One Step Closer

18.6K 1.7K 26
                                    


Enjoy!


Gadis itu tampak merapikan cardigan hitamnya sebelum akhirnya menutup pintu loker dan membawa tas ranselnya yang tampak berat. Kemudian, ia meninggalkan koridor loker tanpa memperhatikan sekelilingnya yang masih cukup sepi.

Dari sini, Luna bisa mengamati Diandra tanpa takut ketahuan. Tadinya, ia akan menuju lokernya yang tentunya berdekatan dengan loker Diandra. Namun, rasa itu ternyata masih ada. Benci, marah, dan memusuhi. Bagaimanapun, Luna menyadari bahwa perasaannya pada Juna masih tersisa. Sedikit. Sayangnya, perlakuan cowok itu tempo hari memporak-porandakan benteng yang susah payah telah ia buat.

"Luna!"

Ia menoleh dan mendapati Kania dan Sheila yang tengah melambai-lambai padanya. Setengah berlari, Luna menghambur pada kedua sahabatnya dan menarik mereka menuju koridor kelas XI IPA.

Bagi Luna, sahabat-sahabatnya lah kini tempatnya berpulang. Selalu.


*****

"Thanks, ya."

Kemeja itu telah berpindah tangan. Luna terdiam sebentar, menghirup napas dalam-dalam dan mendongak lagi. Menatap Juna.

Cowok itu menaikkan sebelah alisnya, heran.

"Gue cuman mau mastiin sesuatu," jawab Luna sambil menoleh ke sekeliling yang sepi. Hampir semua anak kelasnya berada di kantin sekarang.

"Kalo lo mau pergi, pergi aja. Nggak seharusnya lo kaya kemarin. Itu, cuman bikin gue susah," ujarnya sambil mengedik pada kemeja cowok itu.

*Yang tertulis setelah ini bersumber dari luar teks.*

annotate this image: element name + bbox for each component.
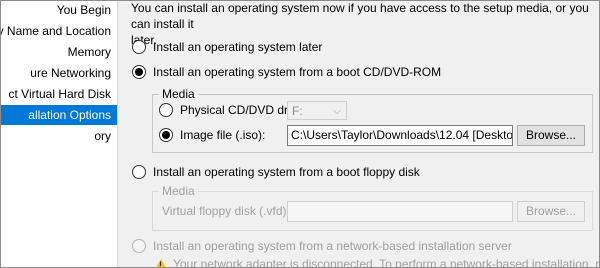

Juna memasukkan kemejanya ke dalam tas. Ia duduk di meja dengan kedua tangan yang bertumpu pada meja.

"Lo baper?" Tanyanya.

Luna terkekeh pelan. Ia menggeleng sambil melenggang pergi. Sebelum akhirnya tangannya ditarik dan ia terduduk di kursi.

"Lo belum selesai."

Luna tersenyum.

"Dari kemarin, gue emang belum pernah selesai," sahutnya.

Juna mengerutkan keningnya. Ia tidak begitu mengerti arah pembicaraan ini.

"Kalo lo nunggu gue selesai, gue sendiri nggak tau kapan gue bakal nyelesaiin semuanya," Ujar Luna beranjak berdiri.

"Lo-- gue nggak ngerti maksud lo apa. Bisa lebih singkat dan padet? Jangan bertele-tele gini lah. Too much drama," potong Juna.

Luna menghembuskan napas kasar. Ia dihadapkan pada dua pilihan, melenggang pergi dan esok akan tetap seperti ini. Atau jujur dan hubungannya dengan Juna mungkin akan semakin merenggang.

"Lo udah berhenti sayang sama gue dari lo mutusin gue. Dan gue? Sampe sekarang belum juga berhenti sayang sama lo. Gue bukan baper. Lo jelas-jelas pernah ada. Sikap lo yang kemarin itu, seolah-olah lo ada lagi. Padahal, harusnya enggak. Jadi, gue minta sama lo--"

"Gue ngerti," potong cowok di hadapannya sambil turun dari meja dan melangkah pergi.

"Baguslah kalo ngerti."

Luna berharap ia tidak pernah menyesalinya. Ia tahu ia egois dengan mengusir Juna dari hidupnya untuk kepentingan perasaannya sendiri. Tapi, ini bukan hanya tentang ia dan Juna. Tapi juga Diandra.


*****

Mobil itu pergi. Tepat setelah Luna memasuki kediamannya. Pasalnya, tadi ia melihat ayahnya tampak keruh, kecewa, entahlah. Luna sendiri tidak sempat menyapa beliau karena tampaknya sangat terburu-buru.